Asking for data from bitswap in the first year will load the first shard (2mb) and have all qm values for the first year. if over gateway you can byte offset. One roundtrip per year. Supporting alot of async work.
- [BLOCKED? - SUBCHUNKING] Consider grouping byte-range requests when reading adjacent chunks. Right now if multiple requests are different byte requests for the same block, it's possible this block may be requested multiple times? If so, then we should figure out what those byte ranges are, group them for the block and then cache it locally, flushing after the data is needed. Exploration here: https://chatgpt.com/share/683d4cba-2f44-8002-8a4e-719d0450b961 Mentioned in the ChatGPT O3 suggestion for Partial Reads in feat: get partials #51 (but can likely be done in general)

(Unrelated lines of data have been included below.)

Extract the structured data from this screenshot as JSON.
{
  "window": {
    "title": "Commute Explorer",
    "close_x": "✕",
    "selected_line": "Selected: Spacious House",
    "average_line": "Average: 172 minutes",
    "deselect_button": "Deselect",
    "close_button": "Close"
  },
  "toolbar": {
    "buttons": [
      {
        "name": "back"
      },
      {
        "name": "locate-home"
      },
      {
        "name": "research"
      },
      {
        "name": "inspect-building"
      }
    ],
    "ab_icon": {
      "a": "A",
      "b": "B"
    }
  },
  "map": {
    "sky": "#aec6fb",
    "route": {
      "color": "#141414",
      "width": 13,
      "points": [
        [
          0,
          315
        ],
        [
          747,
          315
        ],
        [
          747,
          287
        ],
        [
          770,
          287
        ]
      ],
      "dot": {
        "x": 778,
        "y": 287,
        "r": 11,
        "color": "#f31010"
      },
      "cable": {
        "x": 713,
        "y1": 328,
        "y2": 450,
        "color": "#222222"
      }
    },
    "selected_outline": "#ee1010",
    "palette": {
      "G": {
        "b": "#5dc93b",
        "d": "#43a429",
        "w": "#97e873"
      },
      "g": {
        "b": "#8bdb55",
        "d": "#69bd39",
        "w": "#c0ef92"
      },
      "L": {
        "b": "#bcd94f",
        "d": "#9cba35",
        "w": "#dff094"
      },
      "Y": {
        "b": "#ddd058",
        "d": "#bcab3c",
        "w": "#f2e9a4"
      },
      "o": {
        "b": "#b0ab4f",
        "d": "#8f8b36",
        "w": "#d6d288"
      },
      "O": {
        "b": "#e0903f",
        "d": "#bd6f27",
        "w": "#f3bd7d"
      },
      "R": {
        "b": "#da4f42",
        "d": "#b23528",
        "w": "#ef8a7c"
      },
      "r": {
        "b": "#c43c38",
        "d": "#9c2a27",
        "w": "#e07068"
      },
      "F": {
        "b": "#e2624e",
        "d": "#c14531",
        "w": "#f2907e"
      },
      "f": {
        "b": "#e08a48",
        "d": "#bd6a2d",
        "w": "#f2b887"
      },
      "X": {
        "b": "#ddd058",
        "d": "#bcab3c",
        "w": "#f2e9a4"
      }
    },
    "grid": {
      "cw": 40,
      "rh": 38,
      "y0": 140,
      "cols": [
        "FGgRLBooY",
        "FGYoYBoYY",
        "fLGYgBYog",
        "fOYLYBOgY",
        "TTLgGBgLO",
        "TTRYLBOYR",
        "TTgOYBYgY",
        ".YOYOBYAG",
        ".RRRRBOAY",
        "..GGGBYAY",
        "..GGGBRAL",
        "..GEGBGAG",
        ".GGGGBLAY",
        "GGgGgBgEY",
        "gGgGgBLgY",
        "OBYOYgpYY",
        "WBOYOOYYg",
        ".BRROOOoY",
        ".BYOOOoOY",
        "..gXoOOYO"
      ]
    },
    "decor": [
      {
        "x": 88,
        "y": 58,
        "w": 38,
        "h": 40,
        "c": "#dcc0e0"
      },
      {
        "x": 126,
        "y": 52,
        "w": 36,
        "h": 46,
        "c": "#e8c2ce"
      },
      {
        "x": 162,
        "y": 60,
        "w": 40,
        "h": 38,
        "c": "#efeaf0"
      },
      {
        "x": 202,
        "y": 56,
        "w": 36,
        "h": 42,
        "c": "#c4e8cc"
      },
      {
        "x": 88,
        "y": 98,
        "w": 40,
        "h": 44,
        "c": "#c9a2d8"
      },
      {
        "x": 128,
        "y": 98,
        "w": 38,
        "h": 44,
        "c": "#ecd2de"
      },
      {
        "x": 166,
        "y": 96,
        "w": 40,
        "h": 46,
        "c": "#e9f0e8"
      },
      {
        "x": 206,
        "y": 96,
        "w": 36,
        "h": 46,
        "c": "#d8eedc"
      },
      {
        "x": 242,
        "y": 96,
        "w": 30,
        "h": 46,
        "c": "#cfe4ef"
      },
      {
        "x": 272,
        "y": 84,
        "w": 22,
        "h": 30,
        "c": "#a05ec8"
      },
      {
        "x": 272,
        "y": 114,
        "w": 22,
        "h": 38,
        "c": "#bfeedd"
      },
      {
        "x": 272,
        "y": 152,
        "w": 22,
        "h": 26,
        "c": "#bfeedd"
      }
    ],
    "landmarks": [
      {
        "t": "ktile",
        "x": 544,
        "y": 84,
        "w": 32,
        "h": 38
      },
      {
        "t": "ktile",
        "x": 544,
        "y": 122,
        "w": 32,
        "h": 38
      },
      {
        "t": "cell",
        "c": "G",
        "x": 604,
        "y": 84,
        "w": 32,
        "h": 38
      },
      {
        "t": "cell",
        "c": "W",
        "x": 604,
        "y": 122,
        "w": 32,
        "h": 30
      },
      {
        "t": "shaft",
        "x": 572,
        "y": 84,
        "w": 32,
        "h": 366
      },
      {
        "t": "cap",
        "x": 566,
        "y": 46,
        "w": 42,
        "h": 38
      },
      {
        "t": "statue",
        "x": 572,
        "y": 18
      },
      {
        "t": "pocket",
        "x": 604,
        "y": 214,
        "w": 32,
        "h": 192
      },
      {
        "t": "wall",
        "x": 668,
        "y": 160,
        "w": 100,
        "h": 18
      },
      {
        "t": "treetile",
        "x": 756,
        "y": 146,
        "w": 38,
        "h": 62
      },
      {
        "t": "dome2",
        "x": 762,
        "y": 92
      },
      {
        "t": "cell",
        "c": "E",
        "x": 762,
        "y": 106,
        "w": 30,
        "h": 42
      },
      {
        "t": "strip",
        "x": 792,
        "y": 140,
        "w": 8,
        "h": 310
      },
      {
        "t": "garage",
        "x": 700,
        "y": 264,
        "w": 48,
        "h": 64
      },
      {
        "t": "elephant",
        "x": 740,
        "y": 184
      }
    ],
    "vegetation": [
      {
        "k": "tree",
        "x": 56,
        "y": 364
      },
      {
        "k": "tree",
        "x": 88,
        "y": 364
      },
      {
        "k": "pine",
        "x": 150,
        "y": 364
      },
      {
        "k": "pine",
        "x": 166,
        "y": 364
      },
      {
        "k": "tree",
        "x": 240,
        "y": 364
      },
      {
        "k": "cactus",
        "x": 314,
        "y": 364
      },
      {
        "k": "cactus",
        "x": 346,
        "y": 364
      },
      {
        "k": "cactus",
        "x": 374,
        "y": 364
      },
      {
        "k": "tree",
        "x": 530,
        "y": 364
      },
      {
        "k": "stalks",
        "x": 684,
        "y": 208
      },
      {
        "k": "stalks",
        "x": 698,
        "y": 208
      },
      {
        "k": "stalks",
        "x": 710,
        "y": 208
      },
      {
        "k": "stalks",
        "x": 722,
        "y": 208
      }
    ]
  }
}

- Bitswap Store vs Gateway Content Addressed Store. Currently the content addressed store relies on requests going to a local or remote gateway which means there isn't any control of data transmitting over bitswap (where there could be QUIC support). There is no python IPFS node but there are ways to maybe "communicate" via local node w/o gateway and instead via direct commands for bitswap purposes. Tools such as https://pypi.org/project/ipfs-toolkit/ or https://github.com/endomorphosis/ipfs_kit_py can assist here. Difficulty: Medium/High
- [CID RESOLUTION - REDUCE RTT] Graphsync - Currently if a HAMT is deep, there are multiple back and forth round trips that must occur to get the next bucket. In other words, if you make a request for a key and it instead is a link, another request must be made to get the next level of the HAMT, where in the worst case scenario this can be 3-4 I/O requests in the case of a very large dataset or having an unlucky/deep request. As described here remove experimental graphsync server ipfs/kubo#9747 there were seemingly only 20-30 kubo nodes signaling graphsync support so it was removed at the time. However, creating a relatively simple IPLD selector which can provide the Node the logic to pull the deep key without needing any rountrips back to the client is perfect for this usecase. Difficulty: Medium(? Depends on IPFS to some degree as we would not want to run a Kubo Fork for this. The code already existed so it would seemingly be a matter of just re-integrating it, no new code necessary?)
- [FETCH PARALLELIZATION] RAPIDE - Bitswap like divide and conquer Presentation: https://www.youtube.com/watch?v=Cv01ePa0G58 POC Code: https://github.com/ipfs/go-libipfs-rapide Difficulty: High
- [FETCH PARALLELIZATION] Store that has support for S3 and CAS Store together? In theory could parallelize requests with this too. However would entail running an S3 service and losing data sharing that results from an IPFS infra. Need would only be if there are datasets already living on S3 that we would want to begin transferring over. Prerequisite: S3 Store Support #57 Difficulty: Medium
- [DATA TRANSPORT] For existing gateway requests, instead of current HTTP1.1 requests via aiohttp or upcoming http2 requests with httpx, make requests via HTTP3. Should be faster and more resilient (UDP vs TCP dropoff/waiting) Prerequisite: IPFS Kubo Gateway needs to have support for QUIC/HTTP3 https://chatgpt.com/share/683d475c-b814-8002-8ec1-47e75c97650d Need to check if this exists. Difficulty: High. Kubo
- [] Bitswap send a large wantlist to individual nodes?
Misc
- Blocksize discussions https://discuss.ipfs.tech/t/supporting-large-ipld-blocks/15093 Increase blocksizes near the ~2mb limit that can still be transmitted by Bitswap?
libraries
- aiohttp (only https/1.1 support) vs httpx (http2 support)
HTTP2 support aio-libs/aiohttp#10185
Gateway
- enable http2 in gateway https://chatgpt.com/share/684a92f0-cd54-8002-99a4-725c4b1ed5dd
- seems like even requests to local gateway with cached byte data caps out at 120-200mbps (higher end with aiohttp lower end with http 1.1 with httpx) maybe there's some tuning to be done here on the gateway and Kubo side?